AI agents use set_locator_led to create or update resources in Cimc — usually the action step of a workflow, after the agent has gathered context. Every call changes real data in your Cimc environment.
This tool creates or modifies a physical hardware state (locator LED state) reversibly. It does not read-only, does not execute code or commands, does not permanently destroy data, and has no financial implications. The impact is limited to a visual indicator used for physical identification. Misuse would result in temporarily incorrect LED state, which is easily corrected.
From the tool's definition The tool 'set_locator_led' modifies the state of a physical LED on the server (on or off), which is a reversible change to server state.
Attacks that exploit this kind of access
Turn the server locator LED on or off. Used to physically identify a server in a rack. It is categorised as a Write tool in the Cimc MCP Server, which means it can create or modify data. Consider rate limits to prevent runaway writes.
Register the Cimc MCP server in PolicyLayer and add a rule for set_locator_led: allow, deny, rate-limit, or require approval. Point your MCP client at the PolicyLayer proxy URL and the rule is enforced on every call, before it reaches Cimc. Nothing to install.
set_locator_led is a Write tool with medium risk. Write tools should be rate-limited to prevent accidental bulk modifications.
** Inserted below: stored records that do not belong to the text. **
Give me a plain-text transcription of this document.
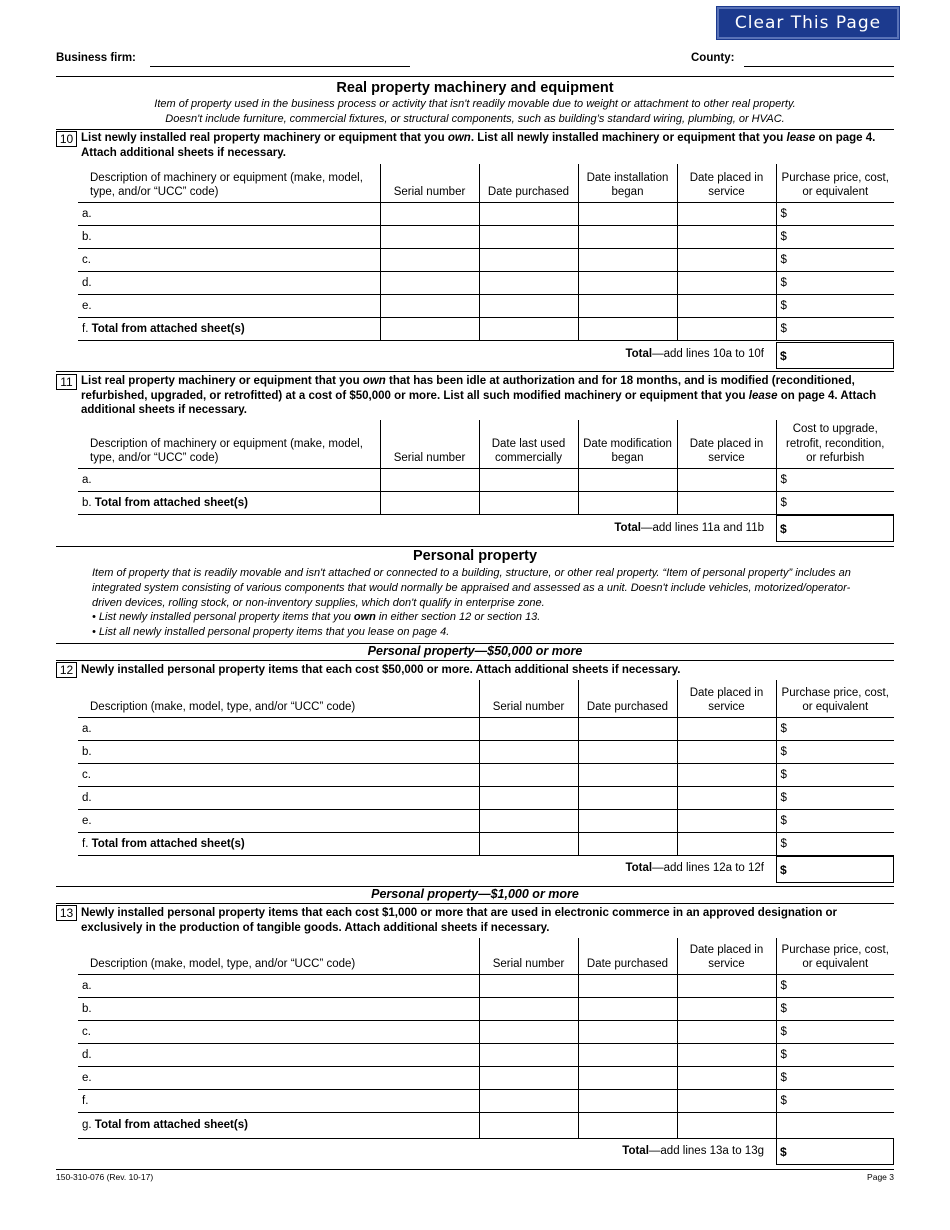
Clear This Page
Business firm:	County:
Real property machinery and equipment
Item of property used in the business process or activity that isn't readily movable due to weight or attachment to other real property.
Doesn't include furniture, commercial fixtures, or structural components, such as building’s standard wiring, plumbing, or HVAC.
10 List newly installed real property machinery or equipment that you own. List all newly installed machinery or equipment that you lease on page 4. Attach additional sheets if necessary.
Description of machinery or equipment (make, model, type, and/or “UCC” code)	Serial number	Date purchased	Date installation began	Date placed in service	Purchase price, cost, or equivalent
a.					$
b.					$
c.					$
d.					$
e.					$
f. Total from attached sheet(s)					$
Total—add lines 10a to 10f	$
11 List real property machinery or equipment that you own that has been idle at authorization and for 18 months, and is modified (reconditioned, refurbished, upgraded, or retrofitted) at a cost of $50,000 or more. List all such modified machinery or equipment that you lease on page 4. Attach additional sheets if necessary.
Description of machinery or equipment (make, model, type, and/or “UCC” code)	Serial number	Date last used commercially	Date modification began	Date placed in service	Cost to upgrade, retrofit, recondition, or refurbish
a.					$
b. Total from attached sheet(s)					$
Total—add lines 11a and 11b	$
Personal property
Item of property that is readily movable and isn't attached or connected to a building, structure, or other real property. “Item of personal property” includes an integrated system consisting of various components that would normally be appraised and assessed as a unit. Doesn't include vehicles, motorized/operator-driven devices, rolling stock, or non-inventory supplies, which don't qualify in enterprise zone.
• List newly installed personal property items that you own in either section 12 or section 13.
• List all newly installed personal property items that you lease on page 4.
Personal property—$50,000 or more
12 Newly installed personal property items that each cost $50,000 or more. Attach additional sheets if necessary.
Description (make, model, type, and/or “UCC” code)	Serial number	Date purchased	Date placed in service	Purchase price, cost, or equivalent
a.				$
b.				$
c.				$
d.				$
e.				$
f. Total from attached sheet(s)				$
Total—add lines 12a to 12f	$
Personal property—$1,000 or more
13 Newly installed personal property items that each cost $1,000 or more that are used in electronic commerce in an approved designation or exclusively in the production of tangible goods. Attach additional sheets if necessary.
Description (make, model, type, and/or “UCC” code)	Serial number	Date purchased	Date placed in service	Purchase price, cost, or equivalent
a.				$
b.				$
c.				$
d.				$
e.				$
f.				$
g. Total from attached sheet(s)				
Total—add lines 13a to 13g	$
150-310-076 (Rev. 10-17)	Page 3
Yes. Add a rate_limit block to the set_locator_led rule in your PolicyLayer policy. For example, setting max: 10 and window: 60 limits the tool to 10 calls per minute. Rate limits are tracked per agent session and reset automatically.
Set action: deny in the PolicyLayer policy for set_locator_led. The AI agent will receive a policy violation error and cannot call the tool. You can also include a reason field to explain why the tool is blocked.
set_locator_led is provided by the Cimc MCP server (schwarztim/cimc-mcp). PolicyLayer sits as a proxy in front of this server to enforce policies before tool calls reach the server.
Every MCP server has a record like this.
Type a name, get the same breakdown: verified identity, auth posture, risk grade, capabilities, recommended policy.